다른 방법들로 muliple ranking lists를 얻어 활용한다.
(1) query adaptive late fusion: 쿼리 적응형 지연 융합
(2) consensus-based decision problem with graph theory: 순위 융합 과정에서 그래프 이론을 이용한다. (합의 기반의 의사 결정 문제)

Datasets and evaluation

closed-world setting으로 많이 활용되는 11개의 dataset을 소개한다.
-대표적인 Evaluation Metrics: CMC(Cumulative Matching Characteristics), mAP(mean Average Precision)
(1) CMC-k: 올바른 매칭 결과가 상위 k개에 포함될 확률
-> CMC는 쿼리당 정답이 1개일 때 좋다. 여러 개의 정답(ground truty)가 존재하면 별로 좋지 않다. 첫번째로 매칭된 결과만 고려하기 때문에 discriminablility가 충분히 나타나지 않는다.
(2) mAP는 multiple ground truths 측정이 가능하다. 모든 정답을 고려해 평가하기 때문이다. precision(정확도)과 recall(재현율)이 결합해 평균을 낸 것이다.
-> hard matches(첫 정답을 잘 찾아내도, 그 외의 정답에 대한 성능이 다를 때) 차이를 평가 가능하다.
(3) FLOPS, network parameter size: training과 testing 시 device의 효율성을 평가한다.

image-based Re-ID

(1) 대부분의 모델이 사람보다 더 높은 정확도를 보였다. 특히 val모델은 viewpoint information을 효과적으로 활용해 높은 정확도를 달성했다. re-ranking과 metric fusion을 사용하면 추가적으로 향상될 수 있다.
(2) global feature learning보다 part-level feature learning이 더 좋다. 특히 large background clutter 또는 heavy occlusions인 상황에서는 부분 특징 learning이 더 효율적이다. (요즘은 두개를 합쳐 쓴다. global에서 전체적인 맥락을 잡고, part에서 세밀하게 정보를 수집한다.)
(3) attention: discriminatvie Re-ID에서 중요하다.(중요한 특징에 집중한다.)
conv channels 간의 관계(정교한 특징 학습), multiple feature maps 간의 관계(중요한 정보 추출), 계층적 layer 사이의 관계(이미지 구조 처리율 상승), different body parts 등이 있다.
attribution: discriminative, diverse, consistent, high-order(특징간의 관계를 이해(고차원 이해))
(4) multi-loss training: muti-view perspective

dynamic multi-loss training strategy: identity loss와 triplet loss function 결합
sample weighting strategy: imbalanced issue 해결책 (mining informative triplet)

video-based Re-ID

전체적으로 성능이 향상되고 있다.
spatial and temporal modeling이 discriminative video representation learning에 중요하다.
image가 base인 attention scheme across multiple frames가 판별력을 높인다.
muliple frames within the video sequence가 가려진 부분을 채워준다.

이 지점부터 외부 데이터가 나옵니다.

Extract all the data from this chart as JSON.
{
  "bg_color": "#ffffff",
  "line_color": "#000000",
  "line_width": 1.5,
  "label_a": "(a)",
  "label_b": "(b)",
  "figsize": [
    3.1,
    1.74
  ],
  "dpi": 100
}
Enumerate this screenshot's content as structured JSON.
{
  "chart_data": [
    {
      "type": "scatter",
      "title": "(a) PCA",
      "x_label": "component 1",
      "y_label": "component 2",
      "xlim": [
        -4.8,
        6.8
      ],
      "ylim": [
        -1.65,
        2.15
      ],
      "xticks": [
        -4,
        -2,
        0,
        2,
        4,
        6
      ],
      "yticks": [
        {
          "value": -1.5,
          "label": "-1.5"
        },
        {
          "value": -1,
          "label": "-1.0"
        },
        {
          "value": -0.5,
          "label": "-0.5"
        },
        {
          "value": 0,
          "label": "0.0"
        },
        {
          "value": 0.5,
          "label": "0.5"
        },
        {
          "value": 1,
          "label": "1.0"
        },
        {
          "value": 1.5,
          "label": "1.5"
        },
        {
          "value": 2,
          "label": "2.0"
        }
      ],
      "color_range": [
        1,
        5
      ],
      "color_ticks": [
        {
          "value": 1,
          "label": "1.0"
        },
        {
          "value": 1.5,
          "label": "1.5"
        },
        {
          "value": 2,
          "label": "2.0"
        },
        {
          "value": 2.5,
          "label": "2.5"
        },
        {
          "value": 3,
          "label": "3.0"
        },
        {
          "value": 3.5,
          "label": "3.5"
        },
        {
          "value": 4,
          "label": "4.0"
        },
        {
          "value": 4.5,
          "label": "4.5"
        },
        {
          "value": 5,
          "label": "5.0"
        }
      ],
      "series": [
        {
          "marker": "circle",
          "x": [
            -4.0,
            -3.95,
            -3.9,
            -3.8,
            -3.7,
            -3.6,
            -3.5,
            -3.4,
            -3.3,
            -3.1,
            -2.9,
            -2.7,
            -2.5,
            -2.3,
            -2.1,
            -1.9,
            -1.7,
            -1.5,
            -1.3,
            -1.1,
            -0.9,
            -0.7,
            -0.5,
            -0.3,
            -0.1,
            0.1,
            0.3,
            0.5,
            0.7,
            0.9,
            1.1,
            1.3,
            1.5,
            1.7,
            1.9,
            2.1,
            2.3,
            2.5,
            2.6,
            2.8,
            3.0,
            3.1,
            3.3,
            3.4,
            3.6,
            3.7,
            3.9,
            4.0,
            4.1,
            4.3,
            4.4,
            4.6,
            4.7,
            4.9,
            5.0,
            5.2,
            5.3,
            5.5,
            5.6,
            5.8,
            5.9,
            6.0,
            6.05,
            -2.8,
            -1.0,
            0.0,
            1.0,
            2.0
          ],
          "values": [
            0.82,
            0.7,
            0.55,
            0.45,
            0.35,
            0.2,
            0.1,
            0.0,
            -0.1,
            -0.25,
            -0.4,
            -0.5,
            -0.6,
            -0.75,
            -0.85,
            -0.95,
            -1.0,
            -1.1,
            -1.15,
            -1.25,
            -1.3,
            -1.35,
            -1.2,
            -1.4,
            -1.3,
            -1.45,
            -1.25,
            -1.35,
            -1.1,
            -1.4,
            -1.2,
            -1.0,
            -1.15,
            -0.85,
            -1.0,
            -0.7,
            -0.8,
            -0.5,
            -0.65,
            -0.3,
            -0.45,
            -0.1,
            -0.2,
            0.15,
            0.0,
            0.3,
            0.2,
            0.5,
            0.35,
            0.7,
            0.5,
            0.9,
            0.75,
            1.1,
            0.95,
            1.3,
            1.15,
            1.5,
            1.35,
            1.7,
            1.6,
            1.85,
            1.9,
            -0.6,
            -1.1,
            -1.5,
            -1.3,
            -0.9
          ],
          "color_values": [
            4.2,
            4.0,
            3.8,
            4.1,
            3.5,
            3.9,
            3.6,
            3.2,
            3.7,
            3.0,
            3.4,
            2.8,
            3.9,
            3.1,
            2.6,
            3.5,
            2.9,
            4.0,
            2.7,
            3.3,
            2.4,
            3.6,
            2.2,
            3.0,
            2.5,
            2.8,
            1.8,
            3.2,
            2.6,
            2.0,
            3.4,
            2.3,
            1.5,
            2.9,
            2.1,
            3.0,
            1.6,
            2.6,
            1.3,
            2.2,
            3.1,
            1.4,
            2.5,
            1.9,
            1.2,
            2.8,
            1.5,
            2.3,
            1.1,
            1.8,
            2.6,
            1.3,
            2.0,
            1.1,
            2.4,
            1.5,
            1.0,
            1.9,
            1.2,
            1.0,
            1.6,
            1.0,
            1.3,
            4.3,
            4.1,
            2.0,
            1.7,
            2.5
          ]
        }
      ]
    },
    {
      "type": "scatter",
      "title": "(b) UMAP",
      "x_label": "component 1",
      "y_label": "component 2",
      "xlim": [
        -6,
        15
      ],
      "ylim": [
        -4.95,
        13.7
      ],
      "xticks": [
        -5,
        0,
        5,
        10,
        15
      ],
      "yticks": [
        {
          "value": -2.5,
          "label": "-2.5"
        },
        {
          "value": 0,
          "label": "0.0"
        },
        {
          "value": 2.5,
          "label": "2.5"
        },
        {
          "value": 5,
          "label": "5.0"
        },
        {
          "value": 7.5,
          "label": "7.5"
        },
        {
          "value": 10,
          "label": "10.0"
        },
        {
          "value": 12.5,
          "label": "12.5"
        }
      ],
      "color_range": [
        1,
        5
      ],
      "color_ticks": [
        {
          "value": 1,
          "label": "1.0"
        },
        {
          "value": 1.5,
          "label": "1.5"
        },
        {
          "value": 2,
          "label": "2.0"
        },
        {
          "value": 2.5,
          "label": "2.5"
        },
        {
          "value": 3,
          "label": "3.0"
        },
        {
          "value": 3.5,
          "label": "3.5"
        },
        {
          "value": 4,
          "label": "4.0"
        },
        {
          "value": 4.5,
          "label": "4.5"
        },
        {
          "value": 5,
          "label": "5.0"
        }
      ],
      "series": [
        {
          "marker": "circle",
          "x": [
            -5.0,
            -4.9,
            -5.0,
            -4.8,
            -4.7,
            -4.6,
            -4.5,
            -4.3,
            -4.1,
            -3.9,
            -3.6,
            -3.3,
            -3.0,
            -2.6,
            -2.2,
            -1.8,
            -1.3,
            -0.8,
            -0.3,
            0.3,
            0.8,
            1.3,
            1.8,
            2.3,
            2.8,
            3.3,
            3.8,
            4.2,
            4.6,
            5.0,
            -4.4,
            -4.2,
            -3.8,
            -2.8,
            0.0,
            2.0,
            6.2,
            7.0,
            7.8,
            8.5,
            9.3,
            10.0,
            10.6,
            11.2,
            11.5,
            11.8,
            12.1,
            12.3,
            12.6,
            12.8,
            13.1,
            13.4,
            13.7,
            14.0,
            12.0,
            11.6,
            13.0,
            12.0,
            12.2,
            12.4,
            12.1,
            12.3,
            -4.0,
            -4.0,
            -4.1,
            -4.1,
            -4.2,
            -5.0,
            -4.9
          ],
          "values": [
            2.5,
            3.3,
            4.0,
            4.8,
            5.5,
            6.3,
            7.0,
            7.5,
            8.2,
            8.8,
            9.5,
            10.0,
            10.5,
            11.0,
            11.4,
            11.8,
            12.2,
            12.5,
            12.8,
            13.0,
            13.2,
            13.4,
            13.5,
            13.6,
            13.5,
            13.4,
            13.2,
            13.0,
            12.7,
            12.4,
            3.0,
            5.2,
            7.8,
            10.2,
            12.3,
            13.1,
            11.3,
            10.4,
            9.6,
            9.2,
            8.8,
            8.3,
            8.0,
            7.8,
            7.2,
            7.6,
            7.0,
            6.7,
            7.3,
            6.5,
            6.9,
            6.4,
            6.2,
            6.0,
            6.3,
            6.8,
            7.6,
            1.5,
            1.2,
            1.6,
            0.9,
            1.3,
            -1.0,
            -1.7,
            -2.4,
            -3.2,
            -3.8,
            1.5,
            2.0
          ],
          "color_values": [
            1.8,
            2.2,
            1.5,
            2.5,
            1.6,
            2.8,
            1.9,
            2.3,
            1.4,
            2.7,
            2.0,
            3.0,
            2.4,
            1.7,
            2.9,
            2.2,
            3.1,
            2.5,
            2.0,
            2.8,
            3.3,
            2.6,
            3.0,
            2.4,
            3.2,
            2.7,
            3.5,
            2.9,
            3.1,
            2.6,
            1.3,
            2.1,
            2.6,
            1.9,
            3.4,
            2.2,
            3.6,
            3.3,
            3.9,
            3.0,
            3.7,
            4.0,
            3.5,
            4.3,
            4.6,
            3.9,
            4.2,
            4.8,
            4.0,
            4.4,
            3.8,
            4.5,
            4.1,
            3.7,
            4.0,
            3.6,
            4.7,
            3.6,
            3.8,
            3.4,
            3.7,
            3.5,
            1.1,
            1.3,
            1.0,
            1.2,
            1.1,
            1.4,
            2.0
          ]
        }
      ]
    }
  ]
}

Open-world person re-identification

Heterogeneous Re-ID

depth-based Re-ID

Depth image는 몸의 형태와 뼈 정보를 capture한다. (옷이 바뀌는 것과 같은 환경에서 Re-ID 가능)
(1) recurrent attention-based model: CNN과 RNN이 결합 -> 작고, 차별적인 local regions를 찾을 수 있다.
CNN에서 이미지의 저수준(local) 특징을 추출한다.(신체의 shape, 질감 등)
RNN에서 반복 처리 -> 모델이 이미지의 여러 부분에서 중요한 정보를 단계적으로 찾아낸다.
(2) a split-rate RGB-to-Depth transfer method: RGB 데이터셋과 depth 이미지 간의 격차를 줄이기 위한 방법. temporal attention을 통합하는 방법을 사용한다. (옷이 바뀐 사람 식별에 좋다.)

Text-to-Image Re-ID

only text description이 주어질 때 필수적으로 사용한다.
text description과 RGB 이미지를 매칭한다.
text 설명과 person image 사이의 shared features를 학습 -> gated nural attention model(입력 data의 중요한 부분에 집중)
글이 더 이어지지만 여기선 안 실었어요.